There has

already been a lot of buzz about filmmaker Tarik Saleh's latest film, which won the screenplay prize at Cannes this spring, but now it is finally coming to Swedish cinemas.

Just like Saleh's previous award winner "The Nile Hilton incident", here we dive headlong into the dwellings of the Egyptian elite.

Here, too, it is about corruption and the sudden death of evil, but now the religious institutions also get a toss of the cinematic ladle.

"Boy from heaven" is a dynamic mix of film noir and (religious) political drama, not unlike the Umberto Eco film adaptation "The Name of the Rose" (1986), where Sean Connery searches for murderers in a monastery where maliciously scheming monks are not so pious as they want to appear.


Tarik Saleh's script similarly paints a dark picture of the hypocrisy of the exalted.

The grim sentence says that human desires always trump religious precepts.

The main character of the drama

, Adam, is a young fisherman from Vischan whose reading head gives him a scholarship to be able to study to become an imam at the famous Al-Azhar University in Cairo - the absolute power center of the Sunni Muslims in the world.
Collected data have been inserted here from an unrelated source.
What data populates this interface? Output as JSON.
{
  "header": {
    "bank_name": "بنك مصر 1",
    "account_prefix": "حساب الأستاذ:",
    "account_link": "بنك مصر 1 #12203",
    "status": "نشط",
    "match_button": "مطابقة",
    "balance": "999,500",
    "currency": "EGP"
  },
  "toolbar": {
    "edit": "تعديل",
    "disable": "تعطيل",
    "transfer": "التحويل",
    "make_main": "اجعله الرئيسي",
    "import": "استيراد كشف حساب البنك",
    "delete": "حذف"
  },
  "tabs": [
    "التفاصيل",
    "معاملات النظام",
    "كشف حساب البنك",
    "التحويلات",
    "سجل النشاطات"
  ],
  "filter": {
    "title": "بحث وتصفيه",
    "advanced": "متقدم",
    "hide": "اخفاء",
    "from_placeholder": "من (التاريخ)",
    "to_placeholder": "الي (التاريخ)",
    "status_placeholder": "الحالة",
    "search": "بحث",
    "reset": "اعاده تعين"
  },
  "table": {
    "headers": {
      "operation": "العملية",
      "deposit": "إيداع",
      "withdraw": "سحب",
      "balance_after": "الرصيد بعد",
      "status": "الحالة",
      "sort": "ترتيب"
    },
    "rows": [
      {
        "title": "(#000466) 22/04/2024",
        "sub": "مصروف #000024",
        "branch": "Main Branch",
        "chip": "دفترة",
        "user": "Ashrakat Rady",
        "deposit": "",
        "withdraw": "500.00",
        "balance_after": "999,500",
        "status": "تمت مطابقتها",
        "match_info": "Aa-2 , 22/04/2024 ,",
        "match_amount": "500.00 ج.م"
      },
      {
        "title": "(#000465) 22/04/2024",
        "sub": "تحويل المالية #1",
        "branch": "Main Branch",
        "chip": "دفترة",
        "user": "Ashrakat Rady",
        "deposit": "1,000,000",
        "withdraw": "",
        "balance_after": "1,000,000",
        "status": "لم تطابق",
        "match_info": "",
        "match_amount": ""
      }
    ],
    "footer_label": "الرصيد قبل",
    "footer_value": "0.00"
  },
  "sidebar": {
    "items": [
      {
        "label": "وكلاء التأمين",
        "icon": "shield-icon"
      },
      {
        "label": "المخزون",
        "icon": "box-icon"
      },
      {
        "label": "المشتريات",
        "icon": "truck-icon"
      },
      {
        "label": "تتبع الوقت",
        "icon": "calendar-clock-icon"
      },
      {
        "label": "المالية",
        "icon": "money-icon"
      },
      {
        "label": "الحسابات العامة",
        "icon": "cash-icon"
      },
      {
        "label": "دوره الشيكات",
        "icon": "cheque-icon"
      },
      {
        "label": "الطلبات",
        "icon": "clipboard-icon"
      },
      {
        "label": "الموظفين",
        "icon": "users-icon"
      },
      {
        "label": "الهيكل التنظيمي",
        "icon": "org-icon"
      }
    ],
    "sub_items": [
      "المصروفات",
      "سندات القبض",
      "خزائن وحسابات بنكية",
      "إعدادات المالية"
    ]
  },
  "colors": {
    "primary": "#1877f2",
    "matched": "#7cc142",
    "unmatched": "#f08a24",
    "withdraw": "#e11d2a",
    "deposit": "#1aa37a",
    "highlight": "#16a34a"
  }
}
Shortly after he gets there, however, "the Grand Imam" dies and Adam is drawn into a dirty power struggle between state and church over who will get to step into the prestigious office (which as far as I understand is on a par with the Pope's).

The security services want a president-friendly grand imam, and Colonel Ibrahim (Fares Fares) is tasked with recruiting an informant at a university, and the choice falls on the fragile and easily controlled Adam.



Fares Fares, yes...

he just grows and grows as an actor, here he does his tired colonel with full emphasis, with thick glasses and an aesthetically functional hairstyle.

He would easily qualify as a mad professor in Tintin - it almost becomes a wig parody there for a while but then his good acting takes over.



However, the lead role is thin, we are never let in behind his strangely controlled facade.

Adam is a useful idiot for both the security police and the filmmakers, he is mostly our vehicle into the story.

But this is also a film that focuses more on the political superstructure than on the psychological development of those involved.

It belongs to the genre.

We find the development

instead in Tarik Saleh, who has gone from a skilled Swedish director to an internationally viable filmmaker with a bookshelf full of festival awards.

What impresses the most is how he manages to build believable, complex worlds, on a micro and macro level.

Mainly the former, but he also zooms out to the big picture.

Like in some of the closing scenes where we leave the claustrophobic drama, step out into the street and see thousands of Muslims lying on the ground praying, people who are kept in the dark about the state of affairs but whose lives are affected by what is happening behind the facades of power.


These are powerful and telling images that remain on the retina for a long time.